# Where can I find media jobs in Spain?



## lemmy5 (Sep 14, 2008)

Hello there,

I am writing in the hope that you can help. I am on the verge of moving to Spain but would like to start applying for jobs before I move permanently. Could anyone direct me to websites which have good vacancies for work in broadcast journalism for English/intermediate Spanish speakers? I would be ever so grateful for your help. Also, does anyone know of any television/radio stations who may be looking for broadcast journalists who are not native Spanish?


----------



## Pasanada (Feb 5, 2008)

Hi and welcome to the Forum ,

Whereabouts in Spain are you moving to? I have a contact in radio broadcasting on the Costa Blanca.


----------



## jojo (Sep 20, 2007)

As an alternative to Pasanada area, the radio station I listen to is "Spectrum FM" Spain which covers from Marbella to Almeria -ish - maybe worth looking at their website. There are several english speaking radio stations across the costas and newspapers too. "The sur in English" springs to mind although I think thats just a direct translation of the Spanish paper "The sur". worth a look though, if only to look at their "situations vacant" page

Jo


----------



## Pasanada (Feb 5, 2008)

jojo said:


> As an alternative to Pasanada area,
> Jo


I never knew Spain had honoured me!  LOL


----------



## lemmy5 (Sep 14, 2008)

Pasanada said:


> Hi and welcome to the Forum ,
> 
> Whereabouts in Spain are you moving to? I have a contact in radio broadcasting on the Costa Blanca.

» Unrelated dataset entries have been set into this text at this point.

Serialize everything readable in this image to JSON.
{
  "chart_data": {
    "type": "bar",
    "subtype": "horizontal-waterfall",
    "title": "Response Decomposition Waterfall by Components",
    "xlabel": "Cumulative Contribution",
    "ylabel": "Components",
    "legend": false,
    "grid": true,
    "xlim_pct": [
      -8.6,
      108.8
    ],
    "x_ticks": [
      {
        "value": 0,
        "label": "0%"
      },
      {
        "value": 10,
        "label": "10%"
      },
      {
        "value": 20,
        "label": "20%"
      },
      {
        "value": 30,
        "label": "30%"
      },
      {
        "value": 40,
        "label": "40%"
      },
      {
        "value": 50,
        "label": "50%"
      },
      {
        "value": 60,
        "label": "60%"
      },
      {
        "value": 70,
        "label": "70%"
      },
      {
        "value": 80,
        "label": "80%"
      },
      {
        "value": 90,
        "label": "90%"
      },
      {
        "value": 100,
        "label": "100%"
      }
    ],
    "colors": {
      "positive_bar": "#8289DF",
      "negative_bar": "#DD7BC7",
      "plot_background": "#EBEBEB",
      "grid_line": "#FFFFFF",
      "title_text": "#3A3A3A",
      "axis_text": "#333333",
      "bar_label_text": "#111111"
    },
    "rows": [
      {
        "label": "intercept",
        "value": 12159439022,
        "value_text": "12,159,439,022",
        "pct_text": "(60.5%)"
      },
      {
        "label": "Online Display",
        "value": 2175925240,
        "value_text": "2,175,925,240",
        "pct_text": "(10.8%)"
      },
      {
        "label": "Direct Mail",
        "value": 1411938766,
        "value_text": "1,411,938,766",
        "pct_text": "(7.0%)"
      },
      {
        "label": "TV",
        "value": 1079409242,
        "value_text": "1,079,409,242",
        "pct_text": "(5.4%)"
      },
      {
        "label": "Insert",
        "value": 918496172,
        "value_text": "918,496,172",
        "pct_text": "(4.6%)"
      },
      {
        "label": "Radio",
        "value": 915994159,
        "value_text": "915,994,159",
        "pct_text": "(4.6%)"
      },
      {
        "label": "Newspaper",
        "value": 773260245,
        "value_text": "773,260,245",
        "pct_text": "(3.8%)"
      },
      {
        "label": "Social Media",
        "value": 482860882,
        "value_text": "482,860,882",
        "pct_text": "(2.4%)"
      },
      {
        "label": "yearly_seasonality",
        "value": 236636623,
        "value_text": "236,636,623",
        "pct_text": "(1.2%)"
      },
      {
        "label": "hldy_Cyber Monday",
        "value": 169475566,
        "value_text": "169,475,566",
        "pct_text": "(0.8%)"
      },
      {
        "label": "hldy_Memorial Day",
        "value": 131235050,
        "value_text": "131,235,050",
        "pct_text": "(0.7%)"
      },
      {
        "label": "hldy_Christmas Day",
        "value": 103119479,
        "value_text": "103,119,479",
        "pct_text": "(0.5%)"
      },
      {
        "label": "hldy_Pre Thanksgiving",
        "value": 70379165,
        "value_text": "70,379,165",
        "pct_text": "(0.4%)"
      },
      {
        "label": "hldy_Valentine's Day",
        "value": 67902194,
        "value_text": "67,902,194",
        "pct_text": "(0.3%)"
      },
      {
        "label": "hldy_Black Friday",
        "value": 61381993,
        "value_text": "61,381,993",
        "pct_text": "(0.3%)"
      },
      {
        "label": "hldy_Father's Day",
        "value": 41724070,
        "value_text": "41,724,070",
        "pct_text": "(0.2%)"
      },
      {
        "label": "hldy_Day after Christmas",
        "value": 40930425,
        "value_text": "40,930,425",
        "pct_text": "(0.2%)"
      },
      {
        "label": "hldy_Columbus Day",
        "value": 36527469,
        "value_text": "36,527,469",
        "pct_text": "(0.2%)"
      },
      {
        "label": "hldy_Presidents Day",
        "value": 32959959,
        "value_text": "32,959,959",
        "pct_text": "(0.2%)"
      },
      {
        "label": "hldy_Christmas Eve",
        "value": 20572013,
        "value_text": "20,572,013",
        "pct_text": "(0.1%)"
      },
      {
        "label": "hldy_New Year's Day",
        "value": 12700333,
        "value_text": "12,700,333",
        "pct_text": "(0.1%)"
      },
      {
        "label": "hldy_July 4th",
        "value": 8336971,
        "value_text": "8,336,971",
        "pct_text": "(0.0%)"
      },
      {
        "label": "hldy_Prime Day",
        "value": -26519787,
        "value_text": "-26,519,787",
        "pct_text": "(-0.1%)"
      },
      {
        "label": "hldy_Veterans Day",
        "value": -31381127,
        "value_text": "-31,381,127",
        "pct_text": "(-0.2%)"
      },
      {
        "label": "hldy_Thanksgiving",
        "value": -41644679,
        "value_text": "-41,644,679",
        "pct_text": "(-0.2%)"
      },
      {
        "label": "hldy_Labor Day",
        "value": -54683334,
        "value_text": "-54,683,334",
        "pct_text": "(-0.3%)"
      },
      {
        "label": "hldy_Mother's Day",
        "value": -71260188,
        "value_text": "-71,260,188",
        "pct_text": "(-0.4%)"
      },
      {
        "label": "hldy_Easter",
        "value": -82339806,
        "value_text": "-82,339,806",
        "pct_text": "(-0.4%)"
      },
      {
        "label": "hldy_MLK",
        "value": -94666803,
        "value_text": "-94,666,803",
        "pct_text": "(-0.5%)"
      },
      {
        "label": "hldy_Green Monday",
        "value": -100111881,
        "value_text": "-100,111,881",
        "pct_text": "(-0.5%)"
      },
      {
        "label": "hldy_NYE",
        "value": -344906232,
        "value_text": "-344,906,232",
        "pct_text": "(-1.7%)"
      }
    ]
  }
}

Funnily enough I am moving to the Costa Blanca. I would really, really appreciate any help . I can even locate to a different region of Spain if the work is there.


----------



## Pasanada (Feb 5, 2008)

Lemmy, give me a day or so and I'll get back to you.


----------



## lemmy5 (Sep 14, 2008)

Pasanada said:


> Lemmy, give me a day or so and I'll get back to you.


Thank you sooo much, you are very kind Pasanada.


----------



## Pasanada (Feb 5, 2008)

lemmy5 said:


> Thank you sooo much, you are very kind Pasanada.


BTW, what experience/quals do you have?


----------



## lemmy5 (Sep 14, 2008)

Pasanada said:


> BTW, what experience/quals do you have?


At present I am a writer. In the past I have researched and written six half-hour documentaries for ITV. I have also had several freelance journalism jobs (long list of assignments) and am educated to degree level with intermediate Spanish. My CV and work samples show the extensity of my experience.


----------



## Pasanada (Feb 5, 2008)

Thanks, Lemmy.

Not making any promises of employment but will let my contact know you're seeking work.

Will be in touch.


----------



## lemmy5 (Sep 14, 2008)

Pasanada said:


> Thanks, Lemmy.
> 
> Not making any promises of employment but will let my contact know you're seeking work.
> 
> Will be in touch.


Hi Pasanada

Any news regarding your contact?

Thank you so much for your time.

I look forward to hearing from you.

Donna


----------



## Pasanada (Feb 5, 2008)

Hi Lemmy,

Not heard anything back, will send another email. I'm in Spain next week too so will continue chasing this up for you!


----------



## lemmy5 (Sep 14, 2008)

Pasanada said:


> Hi Lemmy,
> 
> Not heard anything back, will send another email. I'm in Spain next week too so will continue chasing this up for you!


Very much appreciated


----------



## Pasanada (Feb 5, 2008)

De nada.

I'm going to be away for a couple of days so don't worry if you don't get an immediate response.

Speak soon.


----------



## Pasanada (Feb 5, 2008)

Lemmy,

Can you email me on my hotmail (MSN) account, you can click on the link to the right of my name.

Thanks.


----------